# taz.de -- Nach Vereinbarung in Genf: In Libyen schweigen die Waffen
> Bislang hält der landesweite Waffenstillstand, auf den sich die
> Konfliktparteien am Freitag geeinigt haben. Die UNO kann einen Erfolg
> verbuchen.
IMG Bild: Die Verhandelnden vergangene Woche in Genf
Tunis taz | In Libyen ist [1][der landesweite Waffenstillstand] eingehalten
worden, der unter Federführung der UNO in Genf unterzeichnet worden ist.

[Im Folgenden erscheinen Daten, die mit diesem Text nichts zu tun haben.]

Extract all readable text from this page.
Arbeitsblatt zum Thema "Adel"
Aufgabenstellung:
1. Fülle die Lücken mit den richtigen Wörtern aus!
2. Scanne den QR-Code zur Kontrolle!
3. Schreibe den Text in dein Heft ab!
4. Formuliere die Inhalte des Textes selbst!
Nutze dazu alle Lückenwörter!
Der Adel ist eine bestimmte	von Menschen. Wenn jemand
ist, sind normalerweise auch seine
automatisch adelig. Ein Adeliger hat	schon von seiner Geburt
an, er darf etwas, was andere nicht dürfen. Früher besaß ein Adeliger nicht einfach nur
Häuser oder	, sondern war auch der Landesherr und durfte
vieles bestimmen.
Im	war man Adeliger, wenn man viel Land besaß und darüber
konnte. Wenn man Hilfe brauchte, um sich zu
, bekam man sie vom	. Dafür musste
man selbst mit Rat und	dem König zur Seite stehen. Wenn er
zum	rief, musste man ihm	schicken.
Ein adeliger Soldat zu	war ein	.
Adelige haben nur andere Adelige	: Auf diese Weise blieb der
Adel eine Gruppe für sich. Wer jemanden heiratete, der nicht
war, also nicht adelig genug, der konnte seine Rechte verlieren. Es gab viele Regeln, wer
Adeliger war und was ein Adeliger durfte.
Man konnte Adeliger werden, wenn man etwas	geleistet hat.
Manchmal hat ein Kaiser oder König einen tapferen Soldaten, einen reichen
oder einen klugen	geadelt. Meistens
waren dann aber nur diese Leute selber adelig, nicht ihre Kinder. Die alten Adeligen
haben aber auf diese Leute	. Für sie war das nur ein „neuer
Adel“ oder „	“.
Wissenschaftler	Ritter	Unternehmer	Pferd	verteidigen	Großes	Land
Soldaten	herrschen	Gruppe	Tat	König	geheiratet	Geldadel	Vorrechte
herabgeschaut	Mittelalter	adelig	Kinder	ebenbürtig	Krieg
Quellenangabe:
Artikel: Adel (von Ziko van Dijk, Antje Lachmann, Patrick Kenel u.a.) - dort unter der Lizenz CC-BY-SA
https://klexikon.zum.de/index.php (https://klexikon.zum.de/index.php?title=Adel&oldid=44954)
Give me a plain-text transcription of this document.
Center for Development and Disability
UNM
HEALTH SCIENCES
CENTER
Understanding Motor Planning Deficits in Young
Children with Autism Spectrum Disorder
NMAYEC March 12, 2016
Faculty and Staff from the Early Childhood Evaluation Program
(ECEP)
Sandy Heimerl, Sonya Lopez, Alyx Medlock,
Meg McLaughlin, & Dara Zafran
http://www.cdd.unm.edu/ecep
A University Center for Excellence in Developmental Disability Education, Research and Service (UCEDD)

Die zuvor nur mündlich vereinbarten lokalen Nicht-Angriffsabkommen hatten
die Unterhändler von Chalifa Haftars Libyscher Nationalarmee (LNA) und der
Einheitsregierung in Tripolis unter Fajis al-Sarradsch am Freitag in ein
umfangreiches Paket geschnürt.
Stephanie Williams, Leiterin der UN-Mission für Libyen (UNSMIL), sprach von
einem „historischen“ Abkommen für Libyen. Ausländische Söldner müssten nun
innerhalb von drei Monaten abziehen, so die Diplomatin. Libysche
Militäreinheiten sollen sich in die Kasernen zurückziehen. Danach sollen
alle bewaffneten Gruppen unter ein Kommando gestellt werden.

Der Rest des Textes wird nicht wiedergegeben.